Сейчас в выпуклых стеклянных глазах оленя, искусно выполненных, вплоть до крохотных кровавых точечек, отражалось ее двойное изображение – худущая, истощенная, с запавшим, как у трупа, лицом, она смотрела на себя и думала о том, как она еще сохраняет здравомыслие в таком изнуренном состоянии и в такой напряженный момент, когда надо принимать решение. За эти дни, спускаясь и поднимаясь по лестнице, Софи неоднократно проходила мимо комнаты Эмми и всякий раз с возрастающим страхом и тревогой обдумывала свою стратегию. Ее мучила необходимость оправдать доверие Ванды, но боже, до чего это было трудно! Главное – на кого падет подозрение. Исчезновение такого редкого и ценного предмета, как радио, – вещь ужасно серьезная и может повлечь за собой репрессии, наказания, пытки и даже убийства. Работающие в доме узники автоматически подпадут под подозрение: их в первую очередь обыщут, опросят, будут бить. Даже этих толстух евреек, портних! Но есть одно спасительное обстоятельство, на которое, как понимала Софи, ей и надо рассчитывать, – это наличие в доме самих эсэсовцев. Если бы только узники вроде Софи имели доступ в верхние этажи дома, подобное воровство было бы абсолютно исключено. Это было бы самоубийством. Но десятки эсэсовцев ежедневно приходили в кабинет Хесса: посыльные и вестовые с приказами, памятными записками, декларациями и трансфертами, – все эти штурмфюреры, и роттенфюреры, и унтер-шарфюреры, являвшиеся с различными поручениями со всех концов лагеря. Они тоже могли положить глаз на приемничек Эмми; по крайней мере двое-трое из них не погнушались бы пойти на воровство, и они тоже едва ли избегнут подозрения. Собственно, поскольку эсэсовцы куда больше, чем узники, посещали гнездо Хесса под крышей, Софи вполне логично могла предположить, что такие доверенные обитатели дома, как она, могут и не попасть сразу под подозрение – что даст большую возможность избавиться от вещицы.

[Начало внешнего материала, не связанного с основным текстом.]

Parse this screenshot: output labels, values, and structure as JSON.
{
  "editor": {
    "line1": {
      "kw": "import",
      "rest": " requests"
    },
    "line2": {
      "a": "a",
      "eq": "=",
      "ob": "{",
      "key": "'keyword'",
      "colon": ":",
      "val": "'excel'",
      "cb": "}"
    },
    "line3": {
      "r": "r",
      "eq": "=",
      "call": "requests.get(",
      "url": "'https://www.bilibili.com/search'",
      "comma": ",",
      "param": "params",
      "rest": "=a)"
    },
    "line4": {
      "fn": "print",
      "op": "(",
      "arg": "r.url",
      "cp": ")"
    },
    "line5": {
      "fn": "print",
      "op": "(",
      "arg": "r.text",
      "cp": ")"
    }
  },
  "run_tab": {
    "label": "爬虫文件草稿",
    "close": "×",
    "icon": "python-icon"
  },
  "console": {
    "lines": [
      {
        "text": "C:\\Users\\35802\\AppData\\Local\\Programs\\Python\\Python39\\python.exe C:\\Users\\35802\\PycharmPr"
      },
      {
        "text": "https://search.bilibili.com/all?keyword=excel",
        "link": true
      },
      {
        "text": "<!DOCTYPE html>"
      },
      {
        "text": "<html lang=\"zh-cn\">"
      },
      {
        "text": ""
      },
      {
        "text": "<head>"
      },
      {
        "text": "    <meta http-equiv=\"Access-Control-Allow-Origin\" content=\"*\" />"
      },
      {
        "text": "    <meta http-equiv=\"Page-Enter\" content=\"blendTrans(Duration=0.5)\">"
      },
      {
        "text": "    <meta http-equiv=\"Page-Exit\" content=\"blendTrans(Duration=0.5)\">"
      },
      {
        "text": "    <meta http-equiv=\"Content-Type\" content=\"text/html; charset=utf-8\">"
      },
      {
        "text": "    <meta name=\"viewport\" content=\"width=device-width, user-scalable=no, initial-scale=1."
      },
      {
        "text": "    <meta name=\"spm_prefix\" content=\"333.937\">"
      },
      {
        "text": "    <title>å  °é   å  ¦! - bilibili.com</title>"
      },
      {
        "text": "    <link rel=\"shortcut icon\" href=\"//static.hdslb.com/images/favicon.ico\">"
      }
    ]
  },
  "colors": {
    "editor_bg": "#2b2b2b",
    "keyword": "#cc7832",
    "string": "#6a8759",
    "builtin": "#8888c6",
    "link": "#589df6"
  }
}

Значит, как она шепнула накануне Бронеку, все дело в четкости организации: спрятав приемник под робой, она сбежит вниз и в полутьме подвала передаст ему радио. Бронек в свою очередь быстро переправит приемничек своему связному по другую сторону окружающей особняк ограды. А тем временем в доме поднимется крик. Подвал перевернут вверх дном. Бронек с присущим коллаборационистам пылом будет участвовать в обыске и, прихрамывая, давать советы. Несмотря на все рвение и суматоху, поиски ничего не дадут. Перепуганные узники постепенно успокоятся. В каком-нибудь подразделении гарнизона некоего оцепеневшего от ужаса, прыщавого унтер-шарфюрера обвинят в безрассудном воровстве. Это уже само по себе будет маленькой победой подполья. А в недрах лагеря, сгрудившись с риском для жизни в темноте вокруг бесценного ящичка, мужчины и женщины будут слушать далекие слабые позывные полонеза Шопена и голоса, поддерживающие их, подкрепляющие, несущие добрые вести, и будут чувствовать, что в какой-то мере возвращаются к жизни.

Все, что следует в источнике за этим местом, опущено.